Create the three staging tables

Because the three .csv files have the same format as each other (see the section Inspect the .csv files), each of the three staging tables has the same column names and data types. Dynamic SQL is used to create these tables to avoid repetition of code (i.e. to keep the code size as small as possible), and to bring optimal "single point of definition" maintainability.

This code is implemented by the procedure cr_staging_tables() created by the cr-cr-staging-tables.sql script.

After creating the procedure, run it like this:

call cr_staging_tables();

This invocation is included in ingest-the-data.sql.

Now take an inventory of your tables with the \d metacommand. You should see something like this, with the names of the user and schema that you created in place of "u1":

 Schema |      Name       | Type  | Owner
--------+-----------------+-------+-------
 u1     | cmnty_symptoms  | table | u1
 u1     | covidcast_names | table | u1
 u1     | mask_wearers    | table | u1
 u1     | symptoms        | table | u1

Use the \copy metacommand to copy the data from each .csv file into its staging table

The COPY SQL statement is designed to ingest data from a file "as is". However, its simple use requires that the to-be-read (or to-be-written) file resides server-side on the local filesystem of the YB-TServer that you connect to. If you specify stdin as the argument of COPY FROM, then these input and output channels are defined client-side in the environment of the client where you run ysqlsh. This sounds promising. But the snag is that you must include the text of the COPY FROM statement at the start of the file that contains the data that you intend to ingest. This is described in the stdin and stdout section of the documentation for the COPY statement.

The preferred option for the present case study, because ysqlsh is chosen for running all the SQL statements, is to use the \copy metacommand.

Because the three .csv files all have the same format, as do their three dedicated staging tables, the copy command will have the same form for each of its invocations, thus:

\copy <staging table> from <csv file> with (format 'csv', header true)

This is another case where a procedure that reads the names from the "covidcast_names" table avoids repetition of code and brings optimal "single point of definition" maintainability. However, there's particular design dilemma to confront. The \copy metacommand cannot be run from a stored procedure written in PL/pgSQL. Therefore a function is used that will return the text of the \copy metacommand. You execute the appropriately parameterized function, spool its output to a .sql script and start that script.
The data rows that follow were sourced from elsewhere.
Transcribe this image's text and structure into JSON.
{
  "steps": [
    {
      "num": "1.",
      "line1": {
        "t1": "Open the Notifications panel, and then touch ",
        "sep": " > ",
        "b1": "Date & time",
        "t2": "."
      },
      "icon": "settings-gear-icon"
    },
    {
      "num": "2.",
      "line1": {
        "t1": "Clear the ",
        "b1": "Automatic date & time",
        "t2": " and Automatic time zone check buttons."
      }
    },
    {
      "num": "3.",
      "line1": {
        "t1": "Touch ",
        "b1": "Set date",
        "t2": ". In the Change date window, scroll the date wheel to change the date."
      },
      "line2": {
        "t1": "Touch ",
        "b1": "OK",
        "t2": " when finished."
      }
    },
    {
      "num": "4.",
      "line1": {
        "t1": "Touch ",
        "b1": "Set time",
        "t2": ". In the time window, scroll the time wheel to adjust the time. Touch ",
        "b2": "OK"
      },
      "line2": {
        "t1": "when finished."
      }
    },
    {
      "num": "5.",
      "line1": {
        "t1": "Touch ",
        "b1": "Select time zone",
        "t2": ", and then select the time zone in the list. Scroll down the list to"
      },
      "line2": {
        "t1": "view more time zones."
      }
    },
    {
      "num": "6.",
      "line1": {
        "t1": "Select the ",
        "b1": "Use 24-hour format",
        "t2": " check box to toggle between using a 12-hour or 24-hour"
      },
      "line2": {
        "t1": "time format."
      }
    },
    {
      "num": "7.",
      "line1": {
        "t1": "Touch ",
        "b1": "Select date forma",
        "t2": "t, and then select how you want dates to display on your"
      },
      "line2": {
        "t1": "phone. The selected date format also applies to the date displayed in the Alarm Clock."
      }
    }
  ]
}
  • Create the function with the cr-cr-copy-from-csv-scripts.sql script.

  • Test it manually like this:

    \t on
    select cr_copy_from_scripts(1);
    \t off
    
  • This is the result:

    \copy symptoms from 'csv-files/covidcast-fb-survey-smoothed_cli-2020-09-13-to-2020-11-01.csv' with (format 'csv', header true);
    
  • Execute it for each to-be-ingested .csv file.

    \t on
    
    \o copy_from_csv.sql
    select cr_copy_from_scripts(1);
    \o
    \i copy_from_csv.sql
    
    \o copy_from_csv.sql
    select cr_copy_from_scripts(2);
    \o
    \i copy_from_csv.sql
    
    \o copy_from_csv.sql
    select cr_copy_from_scripts(3);
    \o
    \i copy_from_csv.sql
    
    \t off
    

    This code is included directly in ingest-the-data.sql so you don't need to save it to a file.

This pattern—using a PL/pgSQL function to create a sql script whose details reflect the present content of database tables and then executing it from ysqlsh is a useful generic technique.

Finally, check visually that each staging table has the same number of rows:

select
  (select count(*) from mask_wearers)  as "mask_wearers count",
  (select count(*) from symptoms)       as "symptoms count",
  (select count(*) from cmnty_symptoms) as "cmnty_symptoms count";

This is the result:

 mask_wearers count | symptoms count | cmnty_symptoms count
--------------------+----------------+----------------------
               2550 |           2550 |                 2550

The value 2,550 is the product of the 51 states (including DC) and the 50 days on which survey data were collected.